946.224.0•Verordnung vom 28. Februar 2014 über Massnahmen gegenüber bestimmten Personen aus der Ukraine
946.224.0Ordinance28.02.2014
Aufgrund von Art. 2 des Gesetzes vom 10. Dezember 2008 über die Durchsetzung internationaler Sanktionen (ISG), LGBl. 2009 Nr. 41, und unter Einbezug des Beschlusses 2014/119/GASP vom 5. März 2014 des Rates der Europäischen Union verordnet die Regierung: 1
Gelder und wirtschaftliche Ressourcen, die sich im Eigentum oder unter der direkten oder indirekten Kontrolle der natürlichen Personen, Unternehmen und Organisationen nach dem Anhang befinden, sind gesperrt.
Es ist verboten, den von der Sperrung betroffenen natürlichen Personen, Unternehmen und Organisationen Gelder zu überweisen oder Gelder und wirtschaftliche Ressourcen sonstwie direkt oder indirekt zur Verfügung zu stellen.
Sofern die gutgeschriebenen Beträge ebenfalls gesperrt werden, gilt das Verbot nach Abs. 2 nicht für die Gutschrift auf gesperrte Konten von:
a) Zinsen und sonstigen Erträgen dieser Konten;
b) Zahlungen aufgrund von bestehenden Verträgen;
c) Zahlungen aufgrund von schiedsgerichtlichen Entscheidungen oder von in dem Europäischen Wirtschaftsraum, der Schweiz oder dem Vereinigten Königreich ergangenen oder darin vollstreckbaren gerichtlichen oder behördlichen Entscheidungen.

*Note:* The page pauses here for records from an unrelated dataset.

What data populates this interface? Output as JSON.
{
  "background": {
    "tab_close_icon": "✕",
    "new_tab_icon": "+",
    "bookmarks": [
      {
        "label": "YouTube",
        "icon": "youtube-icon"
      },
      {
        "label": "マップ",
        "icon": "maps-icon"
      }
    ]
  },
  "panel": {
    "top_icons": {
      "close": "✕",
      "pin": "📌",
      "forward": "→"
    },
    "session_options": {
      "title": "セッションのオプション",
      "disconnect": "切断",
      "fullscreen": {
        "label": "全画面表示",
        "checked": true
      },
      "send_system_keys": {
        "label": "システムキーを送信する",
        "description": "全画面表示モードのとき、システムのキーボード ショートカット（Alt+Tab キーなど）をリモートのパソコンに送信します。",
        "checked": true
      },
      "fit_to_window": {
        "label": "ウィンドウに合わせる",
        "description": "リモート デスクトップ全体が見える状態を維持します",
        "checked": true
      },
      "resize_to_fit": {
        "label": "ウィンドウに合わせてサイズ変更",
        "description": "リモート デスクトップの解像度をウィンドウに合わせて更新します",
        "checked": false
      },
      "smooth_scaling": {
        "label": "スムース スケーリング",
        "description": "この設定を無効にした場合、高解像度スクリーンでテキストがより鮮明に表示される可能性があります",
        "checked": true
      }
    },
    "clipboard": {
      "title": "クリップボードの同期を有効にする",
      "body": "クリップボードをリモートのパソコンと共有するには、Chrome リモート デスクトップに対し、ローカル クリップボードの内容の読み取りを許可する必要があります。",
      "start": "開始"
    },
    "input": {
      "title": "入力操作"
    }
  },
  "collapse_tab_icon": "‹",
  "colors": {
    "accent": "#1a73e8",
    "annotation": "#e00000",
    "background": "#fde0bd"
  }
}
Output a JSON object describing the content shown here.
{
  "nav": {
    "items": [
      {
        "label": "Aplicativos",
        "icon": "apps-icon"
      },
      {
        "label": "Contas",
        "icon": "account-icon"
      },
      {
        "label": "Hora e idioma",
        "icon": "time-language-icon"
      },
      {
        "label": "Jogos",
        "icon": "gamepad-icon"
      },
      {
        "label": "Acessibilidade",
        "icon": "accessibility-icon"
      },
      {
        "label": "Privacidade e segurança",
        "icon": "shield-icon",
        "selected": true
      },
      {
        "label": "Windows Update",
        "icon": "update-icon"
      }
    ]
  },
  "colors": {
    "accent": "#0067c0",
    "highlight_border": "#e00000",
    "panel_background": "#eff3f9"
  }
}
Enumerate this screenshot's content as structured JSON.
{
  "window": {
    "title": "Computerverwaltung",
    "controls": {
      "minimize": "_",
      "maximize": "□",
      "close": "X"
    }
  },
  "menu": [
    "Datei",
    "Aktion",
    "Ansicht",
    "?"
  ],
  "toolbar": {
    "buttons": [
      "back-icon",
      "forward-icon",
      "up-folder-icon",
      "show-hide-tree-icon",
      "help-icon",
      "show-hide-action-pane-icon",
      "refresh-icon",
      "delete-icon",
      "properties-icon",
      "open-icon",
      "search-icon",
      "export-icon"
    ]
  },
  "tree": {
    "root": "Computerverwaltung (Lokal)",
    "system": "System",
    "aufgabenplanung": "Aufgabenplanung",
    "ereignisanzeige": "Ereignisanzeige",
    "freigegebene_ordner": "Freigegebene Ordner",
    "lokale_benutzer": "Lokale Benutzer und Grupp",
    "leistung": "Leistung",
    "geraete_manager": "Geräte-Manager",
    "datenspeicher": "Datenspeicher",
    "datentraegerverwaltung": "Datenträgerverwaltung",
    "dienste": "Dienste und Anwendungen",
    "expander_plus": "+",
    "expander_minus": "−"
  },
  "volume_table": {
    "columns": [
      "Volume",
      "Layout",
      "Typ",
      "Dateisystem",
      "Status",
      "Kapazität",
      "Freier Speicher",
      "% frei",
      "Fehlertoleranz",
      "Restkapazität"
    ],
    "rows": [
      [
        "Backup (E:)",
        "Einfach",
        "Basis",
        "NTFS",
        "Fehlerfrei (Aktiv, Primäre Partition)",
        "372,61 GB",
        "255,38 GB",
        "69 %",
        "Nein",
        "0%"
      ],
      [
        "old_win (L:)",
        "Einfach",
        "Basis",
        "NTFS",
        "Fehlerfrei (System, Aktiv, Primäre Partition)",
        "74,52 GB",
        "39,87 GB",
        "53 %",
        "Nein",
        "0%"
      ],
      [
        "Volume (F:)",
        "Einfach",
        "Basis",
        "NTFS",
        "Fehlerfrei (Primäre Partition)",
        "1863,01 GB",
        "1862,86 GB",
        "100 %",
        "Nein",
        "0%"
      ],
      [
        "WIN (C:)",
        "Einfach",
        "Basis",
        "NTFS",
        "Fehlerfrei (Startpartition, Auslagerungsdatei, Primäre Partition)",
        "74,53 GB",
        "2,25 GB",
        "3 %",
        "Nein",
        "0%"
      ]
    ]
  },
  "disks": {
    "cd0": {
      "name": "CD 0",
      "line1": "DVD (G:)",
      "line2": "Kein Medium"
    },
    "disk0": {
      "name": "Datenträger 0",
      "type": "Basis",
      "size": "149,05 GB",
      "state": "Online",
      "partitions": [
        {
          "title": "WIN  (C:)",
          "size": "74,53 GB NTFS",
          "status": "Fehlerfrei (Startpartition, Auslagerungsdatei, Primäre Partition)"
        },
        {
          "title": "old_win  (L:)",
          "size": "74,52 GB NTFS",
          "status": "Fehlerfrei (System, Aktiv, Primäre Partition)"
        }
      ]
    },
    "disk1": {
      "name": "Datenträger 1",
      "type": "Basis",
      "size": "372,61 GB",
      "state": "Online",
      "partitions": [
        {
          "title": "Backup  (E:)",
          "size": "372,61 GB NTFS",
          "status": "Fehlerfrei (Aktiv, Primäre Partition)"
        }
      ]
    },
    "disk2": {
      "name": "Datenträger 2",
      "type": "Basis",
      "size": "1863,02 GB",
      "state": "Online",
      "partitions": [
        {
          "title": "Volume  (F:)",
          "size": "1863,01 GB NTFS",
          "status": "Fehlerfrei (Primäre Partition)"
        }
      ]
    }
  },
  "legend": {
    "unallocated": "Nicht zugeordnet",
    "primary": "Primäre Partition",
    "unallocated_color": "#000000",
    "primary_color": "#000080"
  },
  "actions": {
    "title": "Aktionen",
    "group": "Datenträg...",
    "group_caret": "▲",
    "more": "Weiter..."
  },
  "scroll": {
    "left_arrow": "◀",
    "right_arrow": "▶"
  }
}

Gelder, die von Dritten an natürliche Personen, Unternehmen oder Organisationen nach Abs. 1 überwiesen werden, dürfen gesperrten Konten gutgeschrieben werden, sofern die auf diesen Konten gutgeschriebenen Beträge ebenfalls gesperrt werden. 2
Die Regierung kann Zahlungen aus gesperrten Konten, Übertragungen gesperrter Vermögenswerte und die Freigabe gesperrter wirtschaftlicher Ressourcen ausnahmsweise bewilligen zur:
a) Erfüllung bestehender Verträge;
b) Erfüllung von Forderungen, die Gegenstand sind: 1. einer bestehenden Entscheidung eines Schiedsgerichts; oder 2. einer Entscheidung einer Verwaltungsstelle oder eines Gerichts, welche in einem EWRA-Vertragsstaat, der Schweiz oder dem Vereinigten Königreich ergangen oder vollstreckbar ist.

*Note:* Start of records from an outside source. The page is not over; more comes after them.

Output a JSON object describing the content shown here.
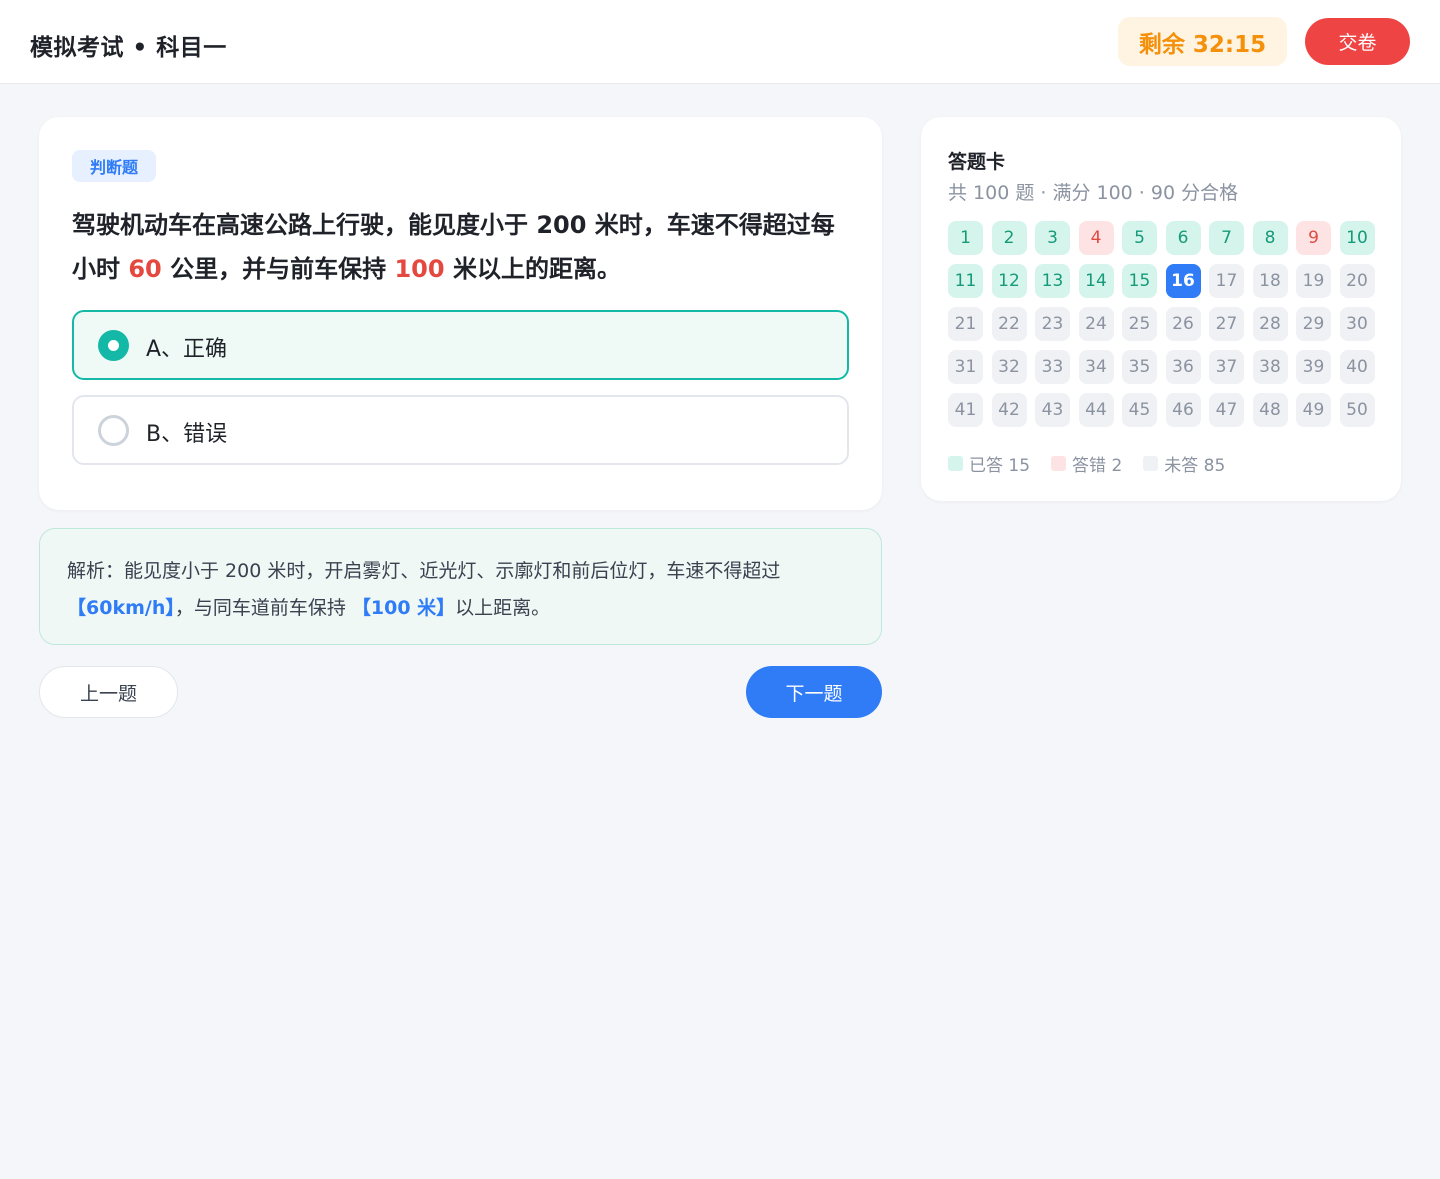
{
  "header": {
    "title": "模拟考试 • 科目一",
    "timer": "剩余 32:15",
    "submit_label": "交卷"
  },
  "question": {
    "type_label": "判断题",
    "stem_parts": [
      "驾驶机动车在高速公路上行驶，能见度小于 200 米时，车速不得超过每小时 ",
      "60",
      " 公里，并与前车保持 ",
      "100",
      " 米以上的距离。"
    ],
    "options": [
      {
        "label": "A、正确",
        "selected": true
      },
      {
        "label": "B、错误",
        "selected": false
      }
    ]
  },
  "analysis": {
    "parts": [
      "解析：能见度小于 200 米时，开启雾灯、近光灯、示廓灯和前后位灯，车速不得超过",
      "【60km/h】",
      "，与同车道前车保持 ",
      "【100 米】",
      "以上距离。"
    ]
  },
  "nav": {
    "prev_label": "上一题",
    "next_label": "下一题"
  },
  "answer_sheet": {
    "title": "答题卡",
    "subtitle": "共 100 题 · 满分 100 · 90 分合格",
    "answered": [
      1,
      2,
      3,
      5,
      6,
      7,
      8,
      10,
      11,
      12,
      13,
      14,
      15
    ],
    "wrong": [
      4,
      9
    ],
    "current": 16,
    "visible_count": 50,
    "legend": [
      {
        "label": "已答 15",
        "status": "answered"
      },
      {
        "label": "答错 2",
        "status": "wrong"
      },
      {
        "label": "未答 85",
        "status": "unanswered"
      }
    ]
  },
  "colors": {
    "accent": "#2f7cf6",
    "answered": "#d5f5ec",
    "wrong": "#fde3e3",
    "selected_border": "#14b8a6",
    "danger": "#ee4444",
    "timer": "#f5900a"
  }
}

a) Vermeidung von Härtefällen;
b) Bezahlung angemessener Honorare und Erstattung von Kosten im Zusammenhang mit der Erbringung juristischer Dienstleistungen;
c) Bezahlung von Gebühren oder Dienstleistungskosten für die routinemässige Verwahrung oder Verwaltung gesperrter Gelder oder wirtschaftlicher Ressourcen;
d) Wahrung liechtensteinischer Interessen.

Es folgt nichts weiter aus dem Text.